Monday, August 13, 2007

Lasem yang Selalu Melawan



”Menulis buat saya adalah perlawanan...”

Pramoedya A.T.

Setiap individu, masyarakat maupun negara memiliki bentuk dan sejarah perlawanannya sendiri. Begitu juga dengan Lasem, sebuah Kota Kecamatan di Kabupaten Rembang Jawa Tengah. Pada masa perang cina (1740), Lasem dikenal sebagai salah satu pusat perlawanan terhadap kompeni. Perlawanan dipimpin oleh Raden Ngabehi Widyaningrat (Oey Ing Kyat), Raden Panji Margono dan Tan Kee Wie. Pemberontakan itu berhasil dipadamkan oleh Kompeni dengan bantuan pasukan dari Madura. Untuk menghormati mereka, masyarakat Lasem mendirikan Kelenteng Bie Yong Gio pada tahun 1780.

Pada masa Perang Jawa Pertama atau perang Diponegoro (1825-1830), beberapa orang Cina Lasem berperan sebagai pengimpor senjata api gelap dari Singapura. Mereka kemudian menyalurkan kepada seorang wanita bangsawan pelarian kraton di Rembang dan selanjutnya diserahkan kepada pasukan Diponegoro. Para penyelundup berhasil ditangkap dan kemudian digantung di depan umum oleh kompeni.

Di masa penjajahan Jepang, Lasem menjadi basis gerakan bawah tanah anti-fasis Jepang. Mereka menyusun kekuatan setelah terdesak dari Surabaya dan Kediri. Gerakan itu berhasil meledakkan tangki-tangki minyak di Cepu, meskipun kemudian terhalau kembali. Selain itu, mereka berhasil menenggelamkan 3 kapal kayu Jepang yang diproduksi di Dasun (Toer, 2005).

Batik Tulis

Berbagai kisah sejarah di atas hampir tidak ditemukan dalam buku sejarah nasional, sehingga tidak banyak yang tahu peran Lasem dalam membentuk sebuah nasion bernama Indonesia. Jika tidak dimunculkan, bukan tidak mungkin nama Lasem akan benar-benar dilupakan. Untunglah Lasem masih memiliki produksi batik tulis pesisiran yang membuat nama kota kecil itu masih dikenal hingga sekarang.

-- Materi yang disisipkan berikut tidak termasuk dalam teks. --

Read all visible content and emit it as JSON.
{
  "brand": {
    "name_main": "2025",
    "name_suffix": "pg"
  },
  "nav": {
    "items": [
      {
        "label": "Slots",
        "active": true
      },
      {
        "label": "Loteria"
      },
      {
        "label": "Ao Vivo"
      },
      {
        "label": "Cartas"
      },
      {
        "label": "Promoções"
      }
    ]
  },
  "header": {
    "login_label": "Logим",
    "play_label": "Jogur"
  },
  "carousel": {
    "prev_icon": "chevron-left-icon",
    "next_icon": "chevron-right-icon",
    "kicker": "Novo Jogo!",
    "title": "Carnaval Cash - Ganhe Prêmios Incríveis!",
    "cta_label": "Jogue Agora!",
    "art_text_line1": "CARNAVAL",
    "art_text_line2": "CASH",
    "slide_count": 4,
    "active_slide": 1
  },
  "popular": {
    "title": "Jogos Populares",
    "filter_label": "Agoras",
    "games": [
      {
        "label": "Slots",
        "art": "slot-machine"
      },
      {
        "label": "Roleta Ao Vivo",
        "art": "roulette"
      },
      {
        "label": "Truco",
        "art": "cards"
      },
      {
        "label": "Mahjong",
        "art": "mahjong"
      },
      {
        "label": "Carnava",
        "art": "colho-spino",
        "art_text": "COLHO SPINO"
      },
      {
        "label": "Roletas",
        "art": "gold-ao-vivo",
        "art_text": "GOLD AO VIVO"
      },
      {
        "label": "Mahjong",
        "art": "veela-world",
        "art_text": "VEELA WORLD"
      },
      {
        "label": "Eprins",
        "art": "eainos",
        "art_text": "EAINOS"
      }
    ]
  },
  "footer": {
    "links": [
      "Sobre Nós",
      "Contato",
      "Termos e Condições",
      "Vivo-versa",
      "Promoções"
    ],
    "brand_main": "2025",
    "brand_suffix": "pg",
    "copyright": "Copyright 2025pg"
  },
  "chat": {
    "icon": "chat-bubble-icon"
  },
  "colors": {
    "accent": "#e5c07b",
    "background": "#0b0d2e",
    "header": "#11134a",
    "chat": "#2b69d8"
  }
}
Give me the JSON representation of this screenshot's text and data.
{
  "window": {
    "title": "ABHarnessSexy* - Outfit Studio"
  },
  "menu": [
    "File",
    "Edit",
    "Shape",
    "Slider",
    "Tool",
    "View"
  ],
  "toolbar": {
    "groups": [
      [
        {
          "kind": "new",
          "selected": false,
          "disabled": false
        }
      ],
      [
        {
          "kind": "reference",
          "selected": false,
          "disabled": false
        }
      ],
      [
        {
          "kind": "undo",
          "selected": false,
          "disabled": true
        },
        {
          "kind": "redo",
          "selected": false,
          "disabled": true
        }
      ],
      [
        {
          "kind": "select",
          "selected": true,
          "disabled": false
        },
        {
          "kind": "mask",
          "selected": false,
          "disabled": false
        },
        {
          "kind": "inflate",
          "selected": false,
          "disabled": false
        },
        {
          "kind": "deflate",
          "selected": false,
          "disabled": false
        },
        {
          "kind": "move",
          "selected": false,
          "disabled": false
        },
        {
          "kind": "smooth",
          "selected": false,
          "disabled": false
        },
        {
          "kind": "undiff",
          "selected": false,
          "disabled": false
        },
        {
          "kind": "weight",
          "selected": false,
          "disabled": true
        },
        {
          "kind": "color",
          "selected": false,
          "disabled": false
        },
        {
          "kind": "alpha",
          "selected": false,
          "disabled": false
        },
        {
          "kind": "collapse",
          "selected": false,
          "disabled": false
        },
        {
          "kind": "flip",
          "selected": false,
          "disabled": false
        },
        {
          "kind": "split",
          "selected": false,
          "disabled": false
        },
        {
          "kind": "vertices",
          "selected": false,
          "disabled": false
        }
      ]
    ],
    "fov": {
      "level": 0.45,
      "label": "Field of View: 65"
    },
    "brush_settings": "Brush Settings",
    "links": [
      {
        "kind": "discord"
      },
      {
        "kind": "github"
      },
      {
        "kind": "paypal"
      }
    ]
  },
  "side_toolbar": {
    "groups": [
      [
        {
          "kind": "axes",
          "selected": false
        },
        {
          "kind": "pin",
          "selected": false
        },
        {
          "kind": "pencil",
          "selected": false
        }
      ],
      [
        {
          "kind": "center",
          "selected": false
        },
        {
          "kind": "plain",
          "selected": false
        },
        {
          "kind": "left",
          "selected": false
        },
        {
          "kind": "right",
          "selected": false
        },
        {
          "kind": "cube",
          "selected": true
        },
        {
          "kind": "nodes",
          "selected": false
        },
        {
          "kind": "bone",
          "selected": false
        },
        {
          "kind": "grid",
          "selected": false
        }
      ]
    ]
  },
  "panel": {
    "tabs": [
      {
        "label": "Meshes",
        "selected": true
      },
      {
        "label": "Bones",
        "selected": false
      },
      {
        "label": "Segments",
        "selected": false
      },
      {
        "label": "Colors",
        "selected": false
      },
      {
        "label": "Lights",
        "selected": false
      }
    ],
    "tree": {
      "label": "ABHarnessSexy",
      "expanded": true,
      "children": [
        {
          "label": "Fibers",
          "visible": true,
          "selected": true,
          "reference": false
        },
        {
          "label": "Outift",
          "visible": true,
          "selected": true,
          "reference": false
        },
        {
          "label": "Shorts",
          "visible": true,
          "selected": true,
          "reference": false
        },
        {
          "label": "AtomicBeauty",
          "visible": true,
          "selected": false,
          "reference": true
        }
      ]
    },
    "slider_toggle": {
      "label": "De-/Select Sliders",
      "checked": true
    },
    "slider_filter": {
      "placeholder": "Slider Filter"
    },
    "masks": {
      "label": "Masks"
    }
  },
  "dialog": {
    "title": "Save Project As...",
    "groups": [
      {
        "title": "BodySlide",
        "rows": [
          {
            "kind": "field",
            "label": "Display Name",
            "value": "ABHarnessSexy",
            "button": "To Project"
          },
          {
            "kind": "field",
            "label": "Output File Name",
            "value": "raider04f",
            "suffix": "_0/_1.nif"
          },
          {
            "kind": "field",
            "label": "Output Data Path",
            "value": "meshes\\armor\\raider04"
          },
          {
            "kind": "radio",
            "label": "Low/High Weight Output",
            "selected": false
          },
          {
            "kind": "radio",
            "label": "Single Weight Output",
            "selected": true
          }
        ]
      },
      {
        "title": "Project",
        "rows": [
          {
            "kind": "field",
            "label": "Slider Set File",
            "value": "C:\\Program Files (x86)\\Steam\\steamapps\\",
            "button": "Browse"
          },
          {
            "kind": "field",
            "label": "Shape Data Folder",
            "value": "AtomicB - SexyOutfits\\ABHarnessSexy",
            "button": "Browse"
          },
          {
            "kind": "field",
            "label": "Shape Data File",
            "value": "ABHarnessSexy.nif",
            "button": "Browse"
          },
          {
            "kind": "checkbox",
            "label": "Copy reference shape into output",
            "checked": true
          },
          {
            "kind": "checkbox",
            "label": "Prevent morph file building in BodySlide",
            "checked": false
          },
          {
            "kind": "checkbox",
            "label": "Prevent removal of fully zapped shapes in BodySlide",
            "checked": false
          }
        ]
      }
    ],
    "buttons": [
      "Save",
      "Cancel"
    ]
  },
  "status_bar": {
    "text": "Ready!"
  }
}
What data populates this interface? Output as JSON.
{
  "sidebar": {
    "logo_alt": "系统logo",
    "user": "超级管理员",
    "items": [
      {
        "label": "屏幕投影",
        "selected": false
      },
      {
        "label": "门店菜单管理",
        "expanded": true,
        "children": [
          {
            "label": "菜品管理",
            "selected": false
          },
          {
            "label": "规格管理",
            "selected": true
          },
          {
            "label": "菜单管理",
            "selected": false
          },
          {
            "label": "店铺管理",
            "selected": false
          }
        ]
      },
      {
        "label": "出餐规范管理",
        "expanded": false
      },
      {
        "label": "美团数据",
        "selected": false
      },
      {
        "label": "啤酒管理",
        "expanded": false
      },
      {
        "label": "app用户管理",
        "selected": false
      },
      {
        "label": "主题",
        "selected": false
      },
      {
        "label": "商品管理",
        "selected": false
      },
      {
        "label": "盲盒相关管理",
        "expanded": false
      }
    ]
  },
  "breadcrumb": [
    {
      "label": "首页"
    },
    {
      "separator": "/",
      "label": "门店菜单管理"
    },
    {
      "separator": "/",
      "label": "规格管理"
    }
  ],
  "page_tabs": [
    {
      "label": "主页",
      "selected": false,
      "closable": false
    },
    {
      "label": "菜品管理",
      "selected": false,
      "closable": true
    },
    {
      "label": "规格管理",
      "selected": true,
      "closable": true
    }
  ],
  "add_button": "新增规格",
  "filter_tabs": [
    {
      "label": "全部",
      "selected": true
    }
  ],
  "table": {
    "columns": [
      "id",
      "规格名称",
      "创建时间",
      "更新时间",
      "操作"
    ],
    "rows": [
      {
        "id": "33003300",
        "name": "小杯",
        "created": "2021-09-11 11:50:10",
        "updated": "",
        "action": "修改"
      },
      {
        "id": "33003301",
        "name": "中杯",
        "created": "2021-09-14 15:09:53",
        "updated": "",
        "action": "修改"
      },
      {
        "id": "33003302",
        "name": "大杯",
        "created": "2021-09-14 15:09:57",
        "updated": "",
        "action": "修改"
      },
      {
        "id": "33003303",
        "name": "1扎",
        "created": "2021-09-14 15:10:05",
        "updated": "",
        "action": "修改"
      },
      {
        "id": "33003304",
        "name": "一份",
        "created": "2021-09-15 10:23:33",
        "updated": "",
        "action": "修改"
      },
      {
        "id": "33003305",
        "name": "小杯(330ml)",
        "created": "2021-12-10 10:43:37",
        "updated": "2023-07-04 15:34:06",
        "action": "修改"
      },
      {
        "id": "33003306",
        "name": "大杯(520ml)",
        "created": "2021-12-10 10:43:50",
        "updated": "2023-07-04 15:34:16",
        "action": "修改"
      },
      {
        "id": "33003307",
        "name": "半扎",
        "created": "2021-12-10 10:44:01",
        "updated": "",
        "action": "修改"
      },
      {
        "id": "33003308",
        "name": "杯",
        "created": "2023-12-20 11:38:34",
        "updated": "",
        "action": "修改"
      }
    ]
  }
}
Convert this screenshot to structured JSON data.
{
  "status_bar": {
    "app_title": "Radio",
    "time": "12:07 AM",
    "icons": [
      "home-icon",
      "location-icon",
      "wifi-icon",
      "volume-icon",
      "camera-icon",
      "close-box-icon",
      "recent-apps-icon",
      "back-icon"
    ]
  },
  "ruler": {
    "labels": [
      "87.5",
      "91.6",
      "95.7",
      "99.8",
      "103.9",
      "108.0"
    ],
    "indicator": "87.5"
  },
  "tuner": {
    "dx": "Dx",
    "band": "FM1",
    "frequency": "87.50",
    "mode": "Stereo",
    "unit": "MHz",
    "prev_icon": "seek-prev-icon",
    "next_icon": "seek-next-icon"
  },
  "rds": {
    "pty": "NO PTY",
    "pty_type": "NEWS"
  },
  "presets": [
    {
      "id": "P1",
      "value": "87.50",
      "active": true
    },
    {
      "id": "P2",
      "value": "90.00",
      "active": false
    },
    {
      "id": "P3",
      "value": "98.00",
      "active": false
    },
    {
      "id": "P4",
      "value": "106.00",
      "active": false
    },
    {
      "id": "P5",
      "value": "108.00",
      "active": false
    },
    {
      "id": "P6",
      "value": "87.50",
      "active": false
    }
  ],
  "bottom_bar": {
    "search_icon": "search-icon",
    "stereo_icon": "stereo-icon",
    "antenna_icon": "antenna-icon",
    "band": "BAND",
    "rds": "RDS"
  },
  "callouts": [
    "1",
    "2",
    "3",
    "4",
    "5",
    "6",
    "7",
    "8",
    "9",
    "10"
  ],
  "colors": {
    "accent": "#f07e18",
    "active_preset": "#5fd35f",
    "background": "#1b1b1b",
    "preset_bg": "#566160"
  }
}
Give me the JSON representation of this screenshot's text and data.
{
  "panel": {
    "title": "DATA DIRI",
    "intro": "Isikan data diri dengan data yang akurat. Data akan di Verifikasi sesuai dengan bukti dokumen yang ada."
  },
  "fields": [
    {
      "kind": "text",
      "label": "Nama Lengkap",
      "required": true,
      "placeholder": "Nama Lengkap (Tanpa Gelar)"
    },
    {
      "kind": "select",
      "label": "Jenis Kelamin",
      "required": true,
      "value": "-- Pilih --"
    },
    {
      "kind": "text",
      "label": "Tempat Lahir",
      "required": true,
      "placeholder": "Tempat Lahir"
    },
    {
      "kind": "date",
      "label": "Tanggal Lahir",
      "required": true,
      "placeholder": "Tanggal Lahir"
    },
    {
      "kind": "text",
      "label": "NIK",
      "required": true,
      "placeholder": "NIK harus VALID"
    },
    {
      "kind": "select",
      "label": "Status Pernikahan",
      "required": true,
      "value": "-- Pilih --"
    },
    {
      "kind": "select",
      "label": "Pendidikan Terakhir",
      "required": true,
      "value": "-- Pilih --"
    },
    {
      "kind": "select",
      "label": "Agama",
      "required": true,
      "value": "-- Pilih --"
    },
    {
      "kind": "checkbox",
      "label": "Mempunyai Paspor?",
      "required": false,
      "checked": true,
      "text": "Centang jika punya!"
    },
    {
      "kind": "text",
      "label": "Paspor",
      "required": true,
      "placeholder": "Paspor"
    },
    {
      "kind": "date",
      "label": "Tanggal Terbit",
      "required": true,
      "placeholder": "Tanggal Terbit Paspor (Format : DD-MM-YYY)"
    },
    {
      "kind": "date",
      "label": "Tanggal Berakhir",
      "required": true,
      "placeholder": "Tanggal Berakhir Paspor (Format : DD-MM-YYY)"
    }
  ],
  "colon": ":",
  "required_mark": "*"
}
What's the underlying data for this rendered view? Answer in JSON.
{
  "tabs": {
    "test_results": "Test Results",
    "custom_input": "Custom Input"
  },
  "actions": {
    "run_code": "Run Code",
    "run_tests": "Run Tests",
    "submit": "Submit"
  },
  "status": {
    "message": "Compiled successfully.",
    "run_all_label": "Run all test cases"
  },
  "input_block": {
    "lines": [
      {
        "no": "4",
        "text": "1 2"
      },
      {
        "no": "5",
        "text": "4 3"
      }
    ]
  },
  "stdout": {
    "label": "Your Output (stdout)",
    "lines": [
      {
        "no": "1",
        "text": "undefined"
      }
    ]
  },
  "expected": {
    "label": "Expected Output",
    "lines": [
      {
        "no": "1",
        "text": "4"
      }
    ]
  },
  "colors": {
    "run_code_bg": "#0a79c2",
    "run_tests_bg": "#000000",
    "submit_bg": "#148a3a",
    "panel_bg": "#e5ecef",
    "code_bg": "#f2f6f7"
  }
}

Batik Lasem dikenal luas sejak Abad ke-19, wilayah pemasarannya merambah hingga ke semenanjung Malaka, Asia Timur, Suriname dan Benua Eropa (Khususnya Belanda dan Inggris). Batik Lasem terkenal karena keunikannya sebagai produk persilangan budaya, terutama Jawa dan Cina. Motif Cina bisa dilihat dari motif burung hong, bunga seruni, banji, mata uang, dan lain sebagainya. Adapun motif Jawa bisa dilihat dari motif geometris khas batik vorstenlanden (Surakarta dan Yogyakarta) seperti parang, kawung, dan udan liris.

Kemunduran

Industri batik Lasem saat ini bisa dikatakan berada di titik nadir. Pengusaha batik Lasem saat ini tinggal 20-an orang, cukup kecil dibanding jumlah pengusaha sebelum krisis yang lebih dari 100 orang. Penyebab kemunduran industri batik Lasem diantaranya adalah krisis ekonomi 1998 yang membuat harga bahan baku (kain dan pewarna) melambung. Kemudian persaingan dengan batik printing dari wilayah lain yang mampu memproduksi batik murah secara masal. Yang terakhir adalah rendahnya minat kalangan muda Lasem terhadap batik, sehingga tidak ada regenerasi pelaku usaha batik, baik pengrajin ataupun pengusahanya.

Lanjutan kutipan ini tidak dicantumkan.